Shegundo Galarza foi, sem sombra de dúvida, um dos músicos e maestros mais talentosos que alguma vez passou por Portugal. Radicado em terras lusas desde a década de 40, durante mais de seis décadas, lançou um infindável número de discos, ora em nome próprio, ora como arranjador de dezenas de músicos com os quais trabalhou, passando por todos géneros musicais, desde o clássico, o popular ao jazz. Ficaram célebres os famosos discos de Shegundo Galarza para a etiqueta “Estoril”, bem como outros tantos, que, mais à frente, na devida altura, abordaremos. Dos músicos com os quais trabalhou, uns são sobejamente conhecidos (tais como Amália Rodrigues, Tony de Matos, Maria da Fé ou José Cid) e outros, certamente menos conhecidos e que, nos tempos de hoje, deixaram de ter protagonismo e, quiçá, ficaram para sempre perdidos no esquecimento.
Cabe-nos hoje recuar um pouco no tempo, e no panorama musical português dos anos 60 e 70, altura em que a panóplia de estilos musicais florescia sem quaisquer reservas (embora com privilégio para o fado), para encontrarmos imensos discos de acordeonistas que, de uma forma mais ou menos conseguida (tais como Eugénia Lima, Filipe de Brito, Isidro Baptista, Tino Costa, Victor José,  entre outros) atingiram algum sucesso nos meios mais populares e até a nivel de todo o território nacional.
Um dos acordeonistas que, infelizmente, não é conhecido (nem reconhecido) na actualidade é  Fernando Martinho Cordeiro Ribeiro, mais conhecido pelo nome abreviado de Fernando Ribeiro que, para além de executante do acordeão, era também compositor e orquestrador, sendo um acordeonista virtuoso, que teve a honra, de tocar acompanhado pela secção de violinos dirigida pelo também virtuoso Shegundo Galarza. Através do disco que hoje apresentamos, assistimos a um encontro entre a música de raiz popular protagonizado por Fernando Ribeiro e a dimensão orquestral da música erudita. Dois estilos mas um resultado comum: Portugal popular elevado à grandeza orquestral.

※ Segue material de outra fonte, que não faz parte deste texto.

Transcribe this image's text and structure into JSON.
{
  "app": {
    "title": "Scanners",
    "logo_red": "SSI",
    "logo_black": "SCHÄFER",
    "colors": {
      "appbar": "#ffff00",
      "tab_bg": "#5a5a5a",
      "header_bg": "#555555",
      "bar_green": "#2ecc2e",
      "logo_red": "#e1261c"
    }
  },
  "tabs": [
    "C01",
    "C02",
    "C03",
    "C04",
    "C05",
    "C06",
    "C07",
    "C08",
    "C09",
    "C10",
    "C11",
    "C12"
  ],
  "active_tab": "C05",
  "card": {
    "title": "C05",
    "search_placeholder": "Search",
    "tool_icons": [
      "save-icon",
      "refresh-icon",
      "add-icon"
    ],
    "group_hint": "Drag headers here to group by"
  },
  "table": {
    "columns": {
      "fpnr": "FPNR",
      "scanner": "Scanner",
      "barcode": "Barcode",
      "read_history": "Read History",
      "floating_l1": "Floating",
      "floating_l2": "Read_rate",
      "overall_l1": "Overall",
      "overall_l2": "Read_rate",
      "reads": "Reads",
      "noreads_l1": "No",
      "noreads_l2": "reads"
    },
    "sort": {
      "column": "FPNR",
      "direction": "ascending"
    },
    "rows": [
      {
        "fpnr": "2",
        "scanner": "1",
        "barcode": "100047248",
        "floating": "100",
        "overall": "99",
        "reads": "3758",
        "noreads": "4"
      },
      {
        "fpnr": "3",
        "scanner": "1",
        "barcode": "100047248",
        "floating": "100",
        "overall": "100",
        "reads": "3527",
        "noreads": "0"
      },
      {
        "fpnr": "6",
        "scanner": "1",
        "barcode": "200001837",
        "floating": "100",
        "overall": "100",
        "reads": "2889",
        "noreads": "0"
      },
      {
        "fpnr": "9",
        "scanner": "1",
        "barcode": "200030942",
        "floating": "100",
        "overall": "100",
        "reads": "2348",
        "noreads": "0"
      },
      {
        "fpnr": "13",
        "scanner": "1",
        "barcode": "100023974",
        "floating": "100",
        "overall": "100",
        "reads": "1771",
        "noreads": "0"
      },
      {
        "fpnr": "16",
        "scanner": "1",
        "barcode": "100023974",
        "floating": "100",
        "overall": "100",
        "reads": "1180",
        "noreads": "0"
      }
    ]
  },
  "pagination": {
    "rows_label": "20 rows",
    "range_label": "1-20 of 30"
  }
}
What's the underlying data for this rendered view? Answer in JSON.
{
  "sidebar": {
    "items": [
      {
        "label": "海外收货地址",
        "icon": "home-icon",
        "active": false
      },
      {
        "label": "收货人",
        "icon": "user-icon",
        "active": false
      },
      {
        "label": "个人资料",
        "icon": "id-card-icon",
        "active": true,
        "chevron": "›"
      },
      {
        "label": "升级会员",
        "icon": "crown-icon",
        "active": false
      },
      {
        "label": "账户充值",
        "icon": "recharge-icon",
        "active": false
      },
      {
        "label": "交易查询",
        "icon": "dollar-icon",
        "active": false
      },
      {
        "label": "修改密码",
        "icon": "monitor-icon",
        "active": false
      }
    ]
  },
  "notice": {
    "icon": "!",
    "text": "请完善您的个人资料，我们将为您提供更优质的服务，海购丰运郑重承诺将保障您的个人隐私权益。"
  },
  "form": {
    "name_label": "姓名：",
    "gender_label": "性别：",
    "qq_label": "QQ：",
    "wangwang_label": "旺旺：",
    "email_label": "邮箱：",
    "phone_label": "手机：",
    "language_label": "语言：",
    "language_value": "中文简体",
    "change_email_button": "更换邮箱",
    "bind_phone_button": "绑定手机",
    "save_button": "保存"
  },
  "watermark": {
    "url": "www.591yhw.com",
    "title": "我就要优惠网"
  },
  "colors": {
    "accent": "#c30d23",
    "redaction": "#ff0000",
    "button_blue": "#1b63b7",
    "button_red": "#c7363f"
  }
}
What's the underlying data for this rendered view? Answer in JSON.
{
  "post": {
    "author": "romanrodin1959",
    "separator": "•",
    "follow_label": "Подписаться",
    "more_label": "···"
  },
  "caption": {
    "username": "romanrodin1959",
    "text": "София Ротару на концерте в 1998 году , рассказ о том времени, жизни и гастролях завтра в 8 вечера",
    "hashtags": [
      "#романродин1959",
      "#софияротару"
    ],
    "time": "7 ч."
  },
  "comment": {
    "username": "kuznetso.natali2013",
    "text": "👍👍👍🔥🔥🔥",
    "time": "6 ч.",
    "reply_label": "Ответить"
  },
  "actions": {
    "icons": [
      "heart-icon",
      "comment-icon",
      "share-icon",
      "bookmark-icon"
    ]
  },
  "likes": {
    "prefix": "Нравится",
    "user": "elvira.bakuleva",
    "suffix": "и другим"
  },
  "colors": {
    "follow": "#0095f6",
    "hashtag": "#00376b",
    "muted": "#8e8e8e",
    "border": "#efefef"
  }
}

Pretendemos de forma muito simples relembrar, por um lado, Shegundo Galarza (que toda a gente conhece) e, por outro lado, trazer à memória as nossas raízes populares interpretadas por Fernando Ribeiro (hoje um perfeito desconhecido). Aliás, não só se invocam as memórias das nossas raízes, através do som popular do acordeão, como também os próprios títulos das canções espelham aquilo que hoje se vai perdendo cada vez mais, tais como as desgarradas, os viras, as brincadeiras entre parreiras, os despiques algarvios, entre muitos outros...pesar do perfeito desconhecimento do virtuosismo das gravações de Fernando Ribeiro, este acordeonista gravou, desde 1946 para a frente, inúmeros discos, para diversas editoras nacionais e estrangeiras (como por exemplo, a Rapsódia, Estúdio, Belter, Alvorada ou Parlophone), acompanhado na grande maioria das vezes pela sua esposa, Fernanda Guerra, também acordeonista que conheçeu em 1948 e com a qual viria a casar em 1955. Curiosamente, foi a partir do casamento com Fernanda Guerra que o seu sucesso aumentou em grande parte devido ao Duo que entretanto criara com a sua esposa.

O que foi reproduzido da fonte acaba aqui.